Grace blinks, stunned. “I—what?” Her eyes dart around the room as if expecting to catch someone peeking from behind a curtain. “Here? You mean like…ghosts?”
“I mean their spirits,” Eli clarifies. “I have the sight. I’ve had it since I was a boy. I can see them.”
Grace rises slowly from her chair, her gaze narrowing. “You’re serious.”
“I wouldn’t lie to you,” Eli says simply, sincerity written all over his face.
Isaac leans forward. “He’s telling the truth, Grace. I don’t have the sight like he does, but...we’ve all seen things on this ranch. Things we can’t explain. Lights, voices, stuff moving on its own. It’s not scary—it’s just...part of being here.”
“I don’t know about this,” Grace struggles, arms folded across her chest. “This feels like something out of a movie.”
“You don’t have to believe it all at once,” Isaac says, rising with her, his voice calm but earnest. “But don’t leave just yet. Please. I know it’s a lot to take in, but you came here for answers, didn’t you?”
Her eyes flit between the two men, torn between the instinct to run and the pull of curiosity.
A subtle movement catches my attention from the end of the table. Clara’s hand slips into the pocket of her dress. When she brings it out, there is a quiet, trembling carefulness to her motion. Her gaze finds mine and holds it—steady, glistening. A single tear slips down her cheek.
She places her hand on the table, something hidden beneath it.

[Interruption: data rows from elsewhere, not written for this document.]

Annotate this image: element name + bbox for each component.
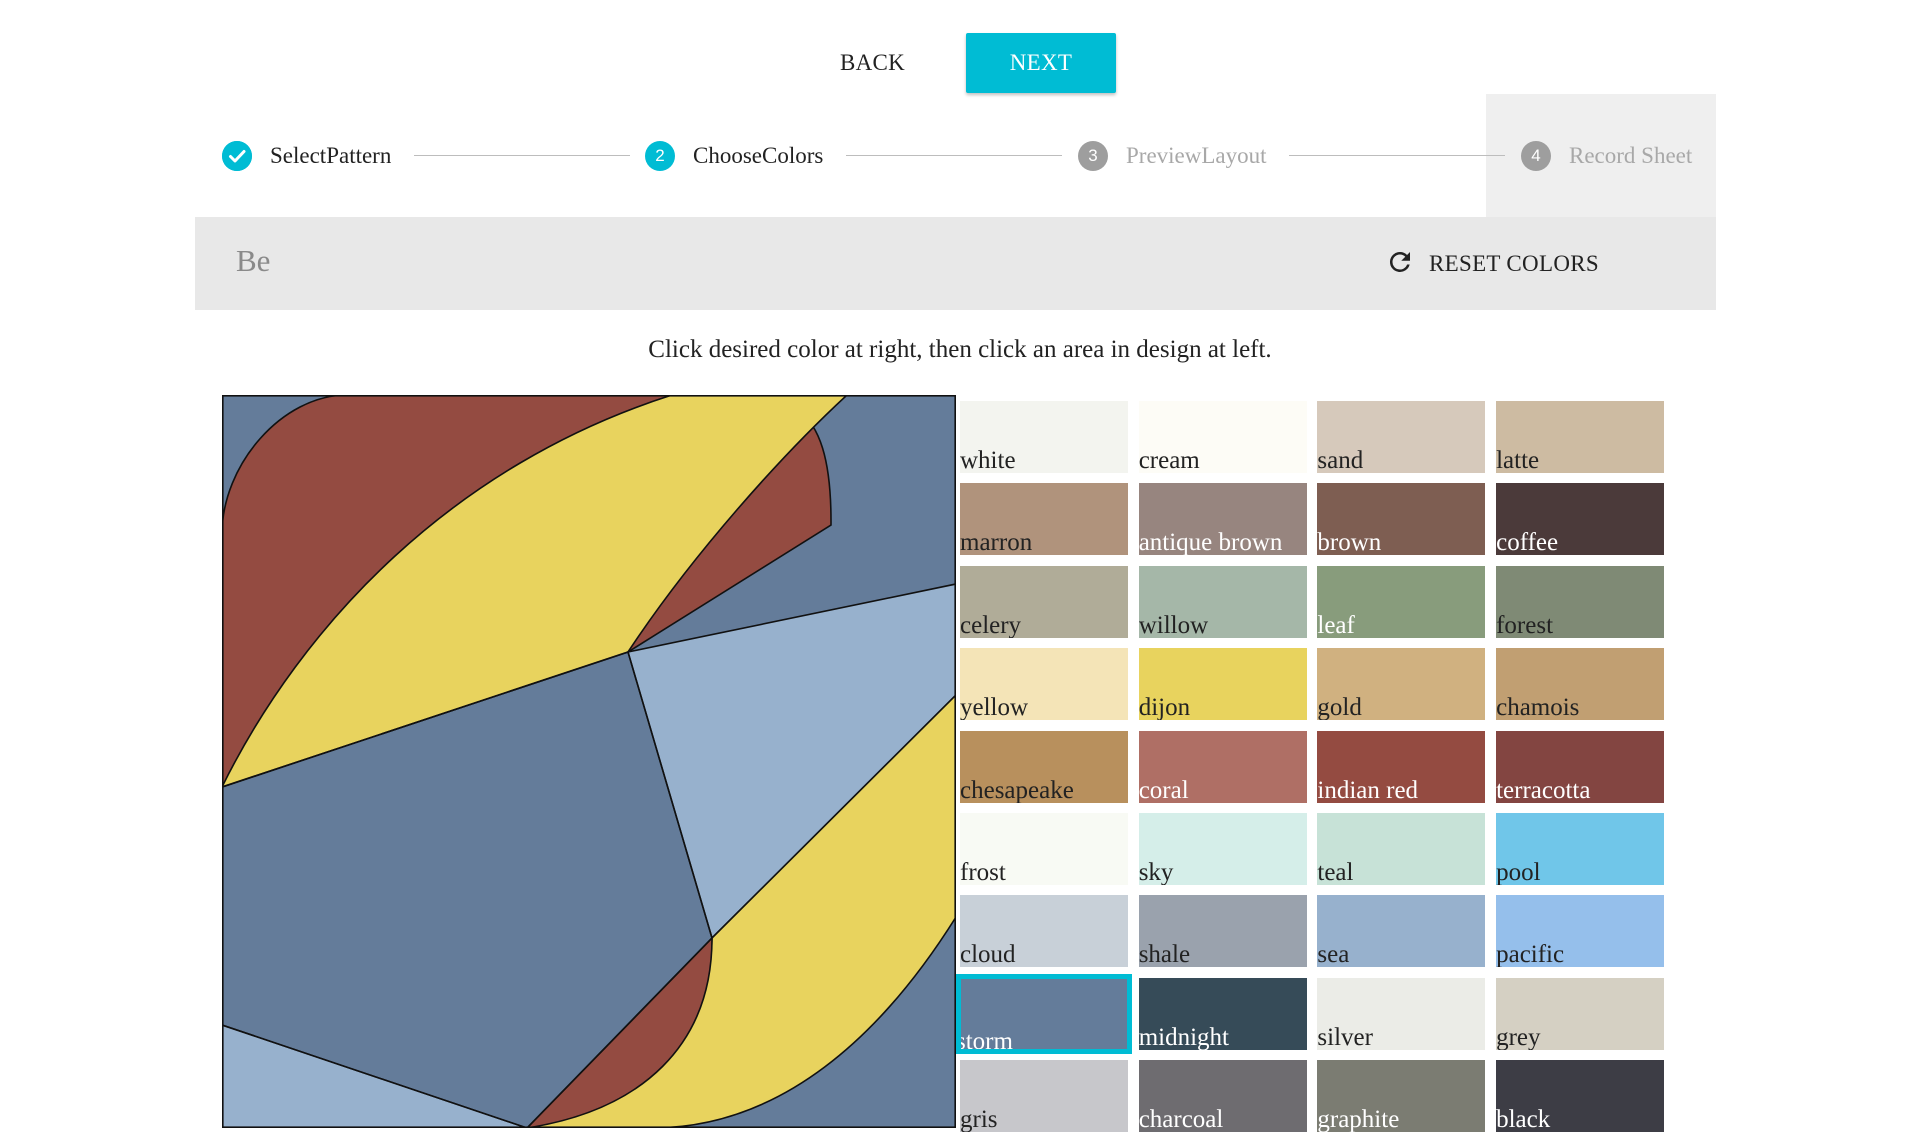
- check-icon: [222, 140, 252, 171]
- color-swatch-label: terracotta: [1496, 776, 1591, 803]
- step-label: PreviewLayout: [1126, 142, 1267, 168]
- next-button[interactable]: NEXT: [966, 33, 1116, 93]
- color-swatch-label: indian red: [1317, 776, 1419, 803]
- color-swatch-pacific[interactable]: pacific: [1496, 895, 1665, 968]
- color-swatch-frost[interactable]: frost: [960, 813, 1128, 885]
- color-swatch-teal[interactable]: teal: [1317, 813, 1486, 885]
- color-swatch-label: midnight: [1138, 1023, 1229, 1050]
- color-swatch-label: black: [1496, 1106, 1551, 1133]
- color-swatch-label: grey: [1496, 1023, 1541, 1050]
- color-swatch-cloud[interactable]: cloud: [960, 895, 1128, 968]
- color-swatch-yellow[interactable]: yellow: [960, 648, 1128, 721]
- color-swatch-label: cloud: [960, 941, 1016, 968]
- color-swatch-label: teal: [1317, 859, 1354, 885]
- step-connector: [1289, 155, 1505, 156]
- color-swatch-chesapeake[interactable]: chesapeake: [960, 730, 1128, 803]
- color-swatch-cream[interactable]: cream: [1138, 401, 1307, 473]
- step-connector: [846, 155, 1062, 156]
- color-swatch-label: coffee: [1496, 529, 1559, 556]
- color-swatch-charcoal[interactable]: charcoal: [1138, 1060, 1307, 1133]
- color-swatch-label: marron: [960, 529, 1033, 556]
- refresh-icon: [1385, 247, 1415, 282]
- color-swatch-terracotta[interactable]: terracotta: [1496, 730, 1665, 803]
- step-record-sheet[interactable]: 4 Record Sheet: [1521, 94, 1692, 217]
- instructions-text: Click desired color at right, then click…: [648, 336, 1272, 363]
- color-swatch-label: cream: [1138, 447, 1200, 473]
- color-swatch-forest[interactable]: forest: [1496, 565, 1665, 638]
- color-swatch-label: gris: [960, 1106, 998, 1133]
- color-swatch-shale[interactable]: shale: [1138, 895, 1307, 968]
- design-name-bar: Be RESET COLORS: [195, 217, 1716, 310]
- design-name: Be: [236, 243, 271, 278]
- color-swatch-silver[interactable]: silver: [1317, 977, 1486, 1050]
- color-swatch-label: pacific: [1496, 941, 1565, 968]
- color-swatch-label: gold: [1317, 694, 1362, 721]
- color-swatch-sky[interactable]: sky: [1138, 813, 1307, 885]
- color-swatch-leaf[interactable]: leaf: [1317, 565, 1486, 638]
- back-button[interactable]: BACK: [806, 33, 939, 93]
- color-swatch-coffee[interactable]: coffee: [1496, 483, 1665, 556]
- color-swatch-label: brown: [1317, 529, 1382, 556]
- color-swatch-gold[interactable]: gold: [1317, 648, 1486, 721]
- color-swatch-brown[interactable]: brown: [1317, 483, 1486, 556]
- reset-colors-label: RESET COLORS: [1429, 251, 1599, 276]
- color-swatch-label: yellow: [960, 694, 1029, 721]
- color-swatch-label: coral: [1138, 776, 1189, 803]
- color-swatch-label: silver: [1317, 1023, 1373, 1050]
- color-swatch-marron[interactable]: marron: [960, 483, 1128, 556]
- step-label: SelectPattern: [270, 142, 392, 168]
- color-swatch-label: chamois: [1496, 694, 1580, 721]
- color-swatch-label: sea: [1317, 941, 1350, 968]
- color-swatch-sea[interactable]: sea: [1317, 895, 1486, 968]
- color-swatch-dijon[interactable]: dijon: [1138, 648, 1307, 721]
- color-swatch-label: shale: [1138, 941, 1191, 968]
- color-swatch-label: white: [960, 447, 1016, 473]
- color-swatch-label: sand: [1317, 447, 1364, 473]
- step-number: 3: [1078, 140, 1108, 171]
- color-swatch-coral[interactable]: coral: [1138, 730, 1307, 803]
- step-preview-layout[interactable]: 3 PreviewLayout: [1078, 94, 1267, 217]
- color-swatch-indian-red[interactable]: indian red: [1317, 730, 1486, 803]
- color-swatch-label: storm: [956, 1027, 1013, 1054]
- design-canvas[interactable]: [222, 395, 956, 1128]
- color-swatch-label: sky: [1138, 859, 1174, 885]
- step-connector: [414, 155, 630, 156]
- color-swatch-midnight[interactable]: midnight: [1138, 977, 1307, 1050]
- color-swatch-chamois[interactable]: chamois: [1496, 648, 1665, 721]
- color-swatch-label: frost: [960, 859, 1006, 885]
- color-swatch-pool[interactable]: pool: [1496, 813, 1665, 885]
- color-swatch-storm[interactable]: storm: [956, 973, 1132, 1054]
- color-swatch-label: charcoal: [1138, 1106, 1224, 1133]
- color-swatch-label: graphite: [1317, 1106, 1400, 1133]
- color-swatch-grey[interactable]: grey: [1496, 977, 1665, 1050]
- color-palette: white cream sand latte marron antique brown br…: [956, 401, 1670, 1133]
- color-swatch-label: antique brown: [1138, 529, 1283, 556]
- color-swatch-label: latte: [1496, 447, 1540, 473]
- color-swatch-white[interactable]: white: [960, 401, 1128, 473]
- color-swatch-label: dijon: [1138, 694, 1191, 721]
- step-select-pattern[interactable]: SelectPattern: [222, 94, 391, 217]
- color-swatch-graphite[interactable]: graphite: [1317, 1060, 1486, 1133]
- color-swatch-label: celery: [960, 611, 1022, 638]
- step-label: Record Sheet: [1569, 142, 1693, 168]
- step-label: ChooseColors: [693, 142, 824, 168]
- color-swatch-antique-brown[interactable]: antique brown: [1138, 483, 1307, 556]
- color-swatch-sand[interactable]: sand: [1317, 401, 1486, 473]
- color-swatch-gris[interactable]: gris: [960, 1060, 1128, 1133]
- color-swatch-label: willow: [1138, 611, 1209, 638]
- color-swatch-label: forest: [1496, 611, 1554, 638]
- step-number: 4: [1521, 140, 1551, 171]
- color-swatch-label: chesapeake: [960, 776, 1074, 803]
- color-swatch-label: leaf: [1317, 611, 1355, 638]
- color-swatch-black[interactable]: black: [1496, 1060, 1665, 1133]
- step-number: 2: [645, 140, 675, 171]
- color-swatch-label: pool: [1496, 859, 1541, 885]
- stepper: SelectPattern 2 ChooseColors 3 PreviewLa…: [195, 94, 1716, 217]
- color-swatch-latte[interactable]: latte: [1496, 401, 1665, 473]
- reset-colors-button[interactable]: RESET COLORS: [1385, 247, 1599, 281]
- color-swatch-willow[interactable]: willow: [1138, 565, 1307, 638]
- step-choose-colors[interactable]: 2 ChooseColors: [645, 94, 823, 217]
- color-swatch-celery[interactable]: celery: [960, 565, 1128, 638]
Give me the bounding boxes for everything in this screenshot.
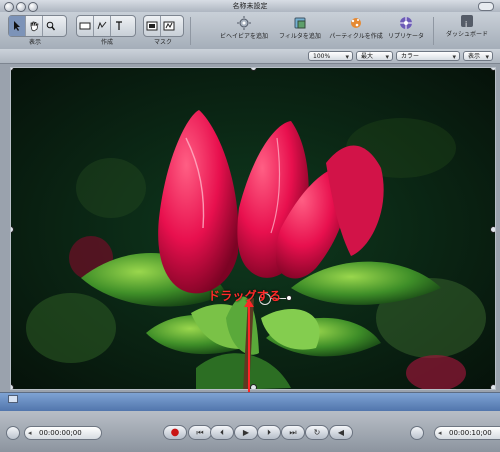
dashboard-button[interactable]: i ダッシュボード <box>438 15 496 47</box>
create-tools-group <box>76 15 136 37</box>
timeline-options-icon[interactable] <box>410 426 424 440</box>
transport-bar: 00:00:00;00 ● ⏮ ⏴ ▶ ⏵ ⏭ ↻ ◀ 00:00:10;00 <box>0 411 500 452</box>
canvas-options-bar: 100% 最大 カラー 表示 <box>0 49 500 64</box>
canvas-handle-top-right[interactable] <box>490 68 495 71</box>
create-label: 作成 <box>100 39 113 46</box>
duration-display[interactable]: 00:00:10;00 <box>434 426 500 440</box>
canvas-handle-bottom[interactable] <box>250 384 257 389</box>
add-filter-button[interactable]: フィルタを追加 <box>271 15 329 47</box>
color-mode-select[interactable]: カラー <box>396 51 460 62</box>
loop-button[interactable]: ↻ <box>305 425 329 440</box>
rotation-handle-icon[interactable] <box>286 295 292 301</box>
view-select[interactable]: 表示 <box>463 51 493 62</box>
previous-frame-button[interactable]: ⏴ <box>210 425 234 440</box>
mask-rectangle-icon[interactable] <box>144 16 161 36</box>
rectangle-icon[interactable] <box>77 16 94 36</box>
next-frame-button[interactable]: ⏵ <box>257 425 281 440</box>
timeline-marker-icon[interactable] <box>8 395 18 403</box>
zoom-select[interactable]: 100% <box>308 51 353 62</box>
main-toolbar: 表示 作成 マスク ビヘイビアを追加 フィルタを追加 パーティクルを作成 リプリ… <box>0 12 500 50</box>
quality-select[interactable]: 最大 <box>356 51 393 62</box>
canvas-image-view[interactable] <box>10 67 496 390</box>
mask-label: マスク <box>153 39 172 46</box>
canvas-handle-bottom-right[interactable] <box>490 384 495 389</box>
replicator-icon <box>399 15 413 29</box>
canvas-handle-bottom-left[interactable] <box>11 384 14 389</box>
toolbar-separator <box>433 17 434 45</box>
particles-icon <box>349 15 363 29</box>
hand-icon[interactable] <box>26 16 43 36</box>
text-icon[interactable] <box>111 16 127 36</box>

Then, with a slow push, she slides it forward.
A soft scrape of metal on wood echoes across the table. Everyone turns.
It stops in front of Eli.
A small brass compass.
The very one I’d given Clara that summer—before she left for Cheyenne, before everything changed.
I can’t breathe.
Grace gasps. Her hand flies to her mouth, her voice breaking into a whisper. “Oh my God…how did that?—?”
Eli gently picks it up, turning it over in his hands. “Your grandmother’s sitting just there,” he says, nodding to the end of the table. “And Marcel...he’s sitting in that chair.” He points at me.
Then he looks at the compass, puzzled but respectful. “Not sure what she wants to tell us with this, but she certainly made sure we saw it.”
Clara’s voice cuts through, clear and quiet, yet ringing with memory. Her eyes are still on mine.
“It’s the compass Marcel gave me. That summer.”
Eli nods solemnly. “She said Marcel gave it to her.”
He places it gently on the table, letting it rest there like a sacred relic. Then he turns toward me.
“Marcel,” he asks softly, “may I open the box now?”
Grace sinks slowly back into her chair, her skin pale, her eyes fixed on the box.
“This is...” Grace breaths, her voice barely audible, “the weirdest day of my life.”
I steady my voice and look at the box. “Open it, Eli.”
Composure
Clara 1923
It’s practically torture sittingthis close to Marcel, pretending I’m composed while every nerve in my body feels like it’s crackling. His arm is just inches from mine, his presence impossible to ignore. I try to focus on my food, on anything but him, but it’s useless. Irene, of course, is entirely unaware of the war waging inside me, chatting easily with Ada and Frank.
“Clara,” Ada says, drawing me back to the surface. “How long will you be in Hawthorn?”